The Old 97's Rhett Miller Can Still Hit the High Notes on Too Far To Care, and He Loves Throwing a Frisbee Inside the Fillmore

This Sunday, Sept. 2, at the Fillmore, Texas-bred alt-country heroes the Old 97's will perform one of their greatest and most beloved albums, 1997's Too Far to Care, in its entirety. (A second set of other songs will follow.) Many tunes from this classic major label debut have stayed in the band's setlist over the years, like album opener and show closer “Timebomb.” But others, like “Broadway,” are rarely heard live anymore. Ahead of the show, we spoke to eloquent singer and songwriter Rhett Miller about hitting some of those old high notes, why the band chose to do a classic album tour despite just putting out two strong albums, and his curious habit of playing Frisbee inside San Francisco's hallowed Fillmore.

It's your first time doing a tour like this, where you play a whole album. How are you feeling about that?

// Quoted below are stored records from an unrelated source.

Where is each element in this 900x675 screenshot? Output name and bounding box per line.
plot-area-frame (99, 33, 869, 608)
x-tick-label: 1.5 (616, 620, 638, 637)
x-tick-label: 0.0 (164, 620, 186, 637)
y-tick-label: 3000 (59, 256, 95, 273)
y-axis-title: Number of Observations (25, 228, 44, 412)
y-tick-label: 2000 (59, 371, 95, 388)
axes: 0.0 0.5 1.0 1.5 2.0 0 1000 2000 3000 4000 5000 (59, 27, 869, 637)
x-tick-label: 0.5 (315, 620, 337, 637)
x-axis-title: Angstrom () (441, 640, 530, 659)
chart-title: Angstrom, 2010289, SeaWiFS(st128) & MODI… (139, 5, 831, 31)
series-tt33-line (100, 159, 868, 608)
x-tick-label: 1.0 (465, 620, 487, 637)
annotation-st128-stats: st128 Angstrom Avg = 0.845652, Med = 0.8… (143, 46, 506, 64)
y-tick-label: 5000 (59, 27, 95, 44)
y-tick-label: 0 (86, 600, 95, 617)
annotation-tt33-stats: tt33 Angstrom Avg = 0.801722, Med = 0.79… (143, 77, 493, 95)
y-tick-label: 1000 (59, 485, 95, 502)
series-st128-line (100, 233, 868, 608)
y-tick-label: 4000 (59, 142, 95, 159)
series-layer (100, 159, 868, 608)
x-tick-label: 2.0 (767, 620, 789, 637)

Well, I think I would feel weirder about it if I hadn't seen a couple of bands that I really admire do it. I got to see the Pixies do Doolittle, and I got to see the Wedding Present do Seamonsters, and it was really cool. It's an experience. Last night we did a little private thing just to try it out, and it felt great. It's different from a regular set, because with the regular set I'm so conscious of never having a patch where people are stuck with too many songs from one record. Also [making Too Far To Care] was such a sweet time, we were so young and naive and full of hope and devoid of cynicism. So I gotta say, playing it last night it was a little bit transcendent. It took me back so much to that sweet little moment all these years ago.